Monday, December 1, 2008

Giving Back

When I was at Microsoft, I had the wonderful opportunity to be loaned out to United Way for four months, as a United Way Loaned Executive. I spent four months out in the community, helping to raise money to help those in need. It was a wonderful and humbling experience, and helped affirm in my mind just how lucky I am, to be able to make money doing things that I love to do. So, if you're looking for extra year-end tax deductions, think about giving back to the community, to help those who are less fortunate.

But, this post is really about giving back in a different way. These days, giving back in the software community is known as "open source." If you're Richard Stallman, or a fan of his, open source is all about moral imperative -- it's unethical for software not to be open. For that matter, Stallman believes that web services like Groupthink are "worse than stupidity."

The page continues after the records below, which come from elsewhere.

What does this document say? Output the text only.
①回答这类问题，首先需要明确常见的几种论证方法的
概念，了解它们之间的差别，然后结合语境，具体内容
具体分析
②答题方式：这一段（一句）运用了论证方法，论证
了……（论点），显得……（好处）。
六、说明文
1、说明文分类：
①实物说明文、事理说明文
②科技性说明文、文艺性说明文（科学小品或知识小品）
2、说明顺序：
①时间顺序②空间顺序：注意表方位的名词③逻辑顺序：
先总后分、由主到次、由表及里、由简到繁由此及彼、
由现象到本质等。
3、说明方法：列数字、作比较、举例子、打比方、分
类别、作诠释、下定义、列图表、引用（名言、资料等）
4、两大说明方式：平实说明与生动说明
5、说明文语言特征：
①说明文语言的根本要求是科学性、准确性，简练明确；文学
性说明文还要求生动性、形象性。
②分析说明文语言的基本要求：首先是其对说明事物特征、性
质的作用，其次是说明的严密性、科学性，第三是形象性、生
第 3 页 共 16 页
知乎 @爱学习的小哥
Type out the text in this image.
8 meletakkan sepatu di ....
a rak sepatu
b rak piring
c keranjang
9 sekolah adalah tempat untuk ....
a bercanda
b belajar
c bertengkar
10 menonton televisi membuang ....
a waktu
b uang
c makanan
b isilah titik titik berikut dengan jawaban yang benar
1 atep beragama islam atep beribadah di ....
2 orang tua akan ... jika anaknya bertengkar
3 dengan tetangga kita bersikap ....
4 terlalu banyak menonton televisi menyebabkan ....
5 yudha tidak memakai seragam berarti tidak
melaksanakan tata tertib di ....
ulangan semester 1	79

I look at things rather differently. Open source is about giving back -- paying it forward with code. Over the years, I have benefited greatly from the advice and wisdom of other members of the community. I don't know where I'd be today if I hadn't gotten help from experienced programmers when I was hanging out at the University of Kansas Comp Center, trying to learn Fortran and GCOS assembler. I've learned a lot since those early days, but I still get plenty of advice from others (these days, most of it is about Groupthink). But, today, I'm more often on the giving end, from casual advice to blogging to User Experience Office Hours at StartPad. And it feels good to help people.

Today, I'm releasing my very first piece of open source software. When I started Groupthink, I decided that I wanted to be able to give back some pieces of software. The first piece is a small piece -- a little bit of Python code to interface with Twitter that I used in Puzzazz. The impetus to release this particular piece of code now was that someone asked for it. So, I figured I might as well go all the way. A couple of things to note: it is ok to use it in commercial software, and it is ok to learn from it and write your own code. Check it out at After Groupthink launches, I'll release a few more items, at least one of which is pretty large.

In work today, I made good progress and am almost ready to tackle the client code.